Pour la campagne de vaccination contre le Covid-19, l’hôpital public est en première ligne. Ses concurrents privés demandent à y "participer davantage". Invité éco de franceinfo mercredi 13 janvier, Lamine Gharbi, président de la Fédération de l’hospitalisation privée, est formel : "On peut, dès demain, ouvrir entre 150 et 200 centres" de vaccination. 

Un appel à l'État et aux préfets

Le représentant du secteur affirme qu’il y a "un retard, un petit décalage pour associer les cliniques privées": "C’est l’hôpital public qui est dépositaire des vaccins et qui nous les livre. On demande à être également en première ligne". À ce jour, "quarante établissements sont centre de vaccination, via le réseau de l’hôpital public". Lamine Gharbi demande à l’État, et aux préfets, de pouvoir "participer davantage", en n’étant pas "dépendants de l’hôpital public".

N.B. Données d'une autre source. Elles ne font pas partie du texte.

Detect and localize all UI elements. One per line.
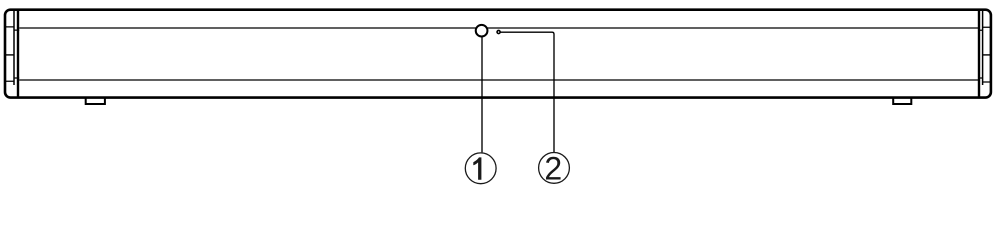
right end cap mid tick	[983, 54, 991, 56]
right foot	[893, 98, 911, 104]
lower groove line	[6, 78, 990, 82]
callout circle 1	[465, 153, 496, 184]
status LED dot (feature 2)	[497, 30, 500, 33]
right end cap edge line	[982, 11, 984, 85]
device body outline	[5, 10, 991, 98]
left end cap mid tick	[5, 54, 14, 56]
camera lens circle (feature 1)	[476, 25, 488, 37]
left end cap seam	[17, 10, 19, 97]
callout circle 2	[539, 153, 570, 184]
left end cap edge line	[13, 11, 15, 85]
svg-text:2: 2	[544, 151, 562, 187]
left foot	[86, 98, 105, 104]
leader line 2	[500, 32, 554, 152]
upper groove line	[6, 27, 990, 30]
callout digit 1	[473, 157, 481, 179]
right end cap seam	[978, 10, 980, 97]
leader line 1	[481, 37, 483, 153]
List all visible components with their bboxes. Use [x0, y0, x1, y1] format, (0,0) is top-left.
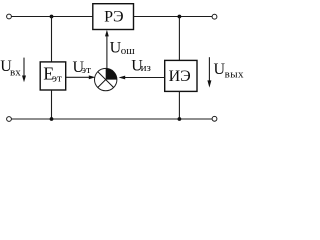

On veut être au même niveau d’action que l’hôpital public

Lamine Gharbi, président de la FHP

sur franceinfo

Lamine Gharbi met aussi en avant un aspect pratique : "Bon nombre d’entre nous ont déjà des congélateurs à -80°C degrés pour pouvoir stocker et ne pas être pénalisés par la péremption des cinq jours pour le vaccin Pfizer". Il insiste : "Mille cliniques sur le territoire peuvent participer à la vaccination".

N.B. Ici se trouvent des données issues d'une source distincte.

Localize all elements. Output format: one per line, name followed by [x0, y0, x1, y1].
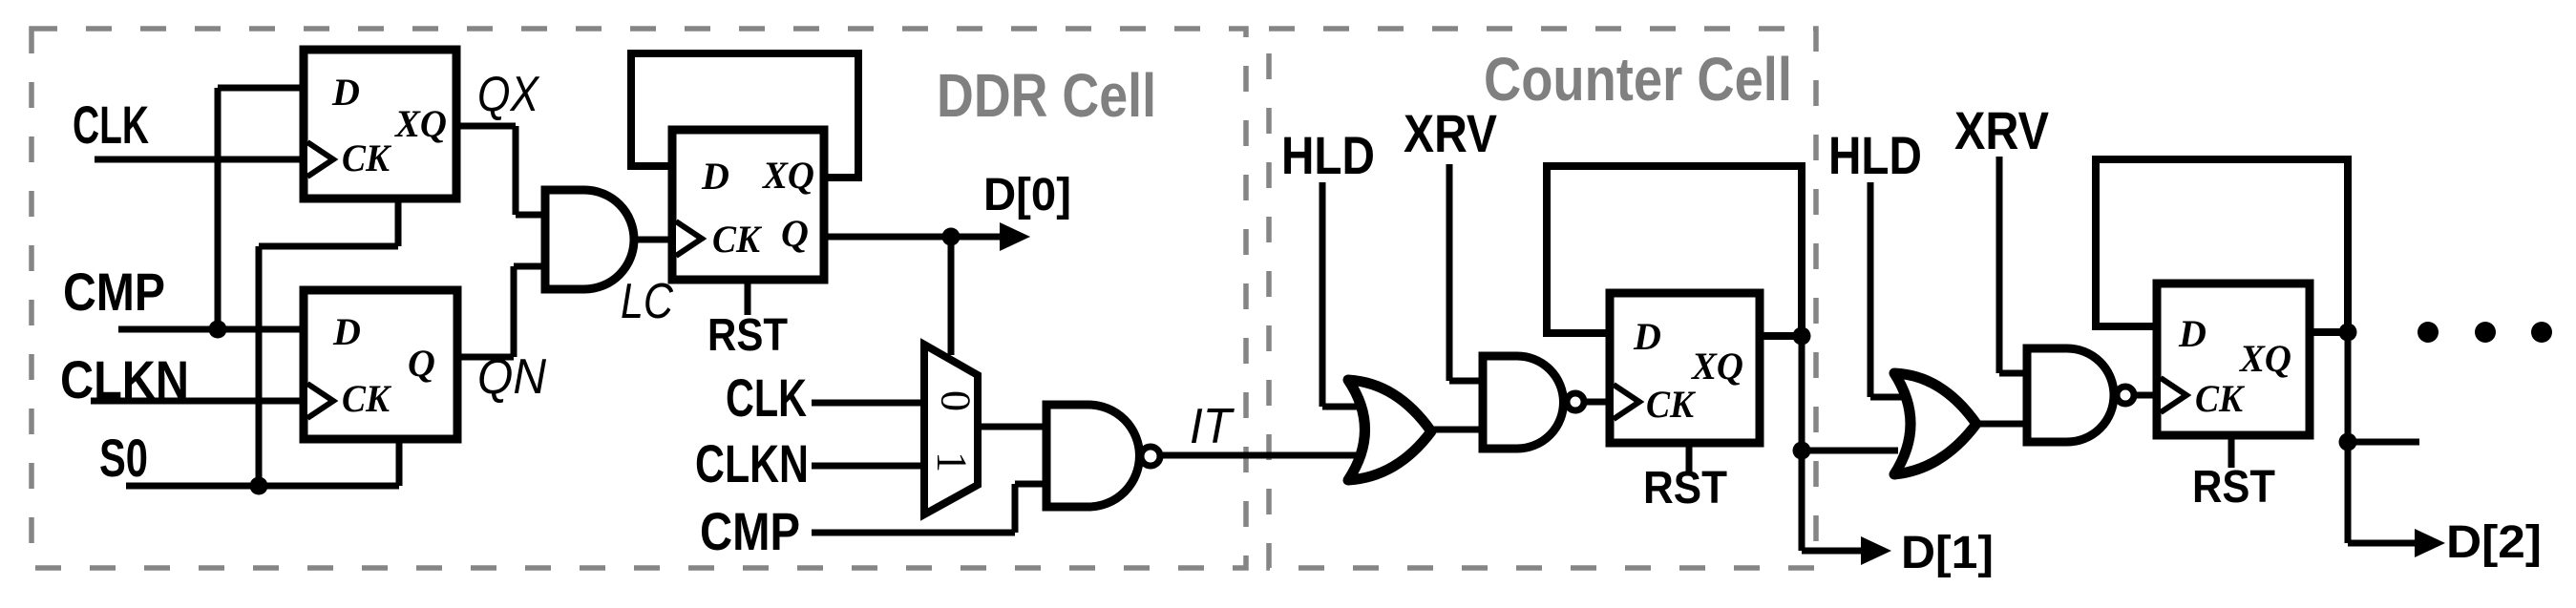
svg-text:D[2]: D[2] [2446, 517, 2542, 568]
svg-text:D: D [331, 71, 360, 114]
svg-text:LC: LC [621, 274, 673, 329]
svg-text:XRV: XRV [1404, 103, 1497, 163]
svg-text:CK: CK [712, 218, 762, 261]
svg-text:CLK: CLK [726, 367, 807, 428]
svg-text:IT: IT [1190, 399, 1235, 454]
svg-text:D: D [701, 155, 729, 198]
svg-text:1: 1 [929, 451, 976, 472]
svg-text:QX: QX [477, 67, 540, 122]
svg-text:0: 0 [933, 390, 980, 411]
svg-text:CK: CK [2195, 377, 2245, 420]
svg-text:HLD: HLD [1281, 125, 1375, 185]
svg-text:XRV: XRV [1954, 100, 2049, 160]
svg-text:Q: Q [781, 212, 809, 255]
svg-text:XQ: XQ [2238, 337, 2291, 380]
svg-text:XQ: XQ [1690, 345, 1743, 388]
svg-text:Counter Cell: Counter Cell [1484, 45, 1792, 114]
svg-text:D[1]: D[1] [1901, 528, 1994, 578]
svg-text:CK: CK [342, 136, 391, 179]
svg-text:D: D [1633, 315, 1661, 358]
svg-text:Q: Q [408, 342, 435, 385]
svg-text:CLKN: CLKN [60, 349, 189, 409]
svg-text:D: D [2178, 312, 2206, 355]
svg-text:RST: RST [707, 310, 788, 361]
svg-text:CK: CK [1646, 383, 1696, 426]
svg-text:RST: RST [2192, 462, 2275, 513]
svg-text:RST: RST [1643, 463, 1727, 514]
svg-text:HLD: HLD [1828, 125, 1922, 185]
svg-text:CK: CK [342, 377, 391, 420]
svg-text:D[0]: D[0] [983, 170, 1071, 220]
svg-text:D: D [332, 310, 361, 353]
svg-text:S0: S0 [99, 428, 148, 488]
svg-text:CMP: CMP [63, 262, 165, 322]
svg-text:CMP: CMP [700, 501, 800, 561]
svg-text:CLK: CLK [73, 94, 149, 155]
svg-text:QN: QN [477, 349, 546, 405]
svg-text:DDR Cell: DDR Cell [937, 61, 1156, 130]
svg-text:CLKN: CLKN [695, 433, 809, 493]
svg-text:XQ: XQ [393, 102, 447, 145]
svg-text:XQ: XQ [761, 154, 814, 197]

Combien rapporte la vaccination ? "Pour l’instant, ça ne rapporte rien, répond Lamine Gharbi. Et même, ça nous coûte de l’argent, parce que nous n’avons pas de financement. Mais je ne suis pas inquiet car le financement va venir (…) Le gouvernement a joué son rôle. Il nous a soutenus. Bien sûr, ces centres de vaccination ont un coût et nous allons établir un budget. Mais ce n’est pas ce qui freine. Ce qui freine, c’est l’arrêté préfectoral".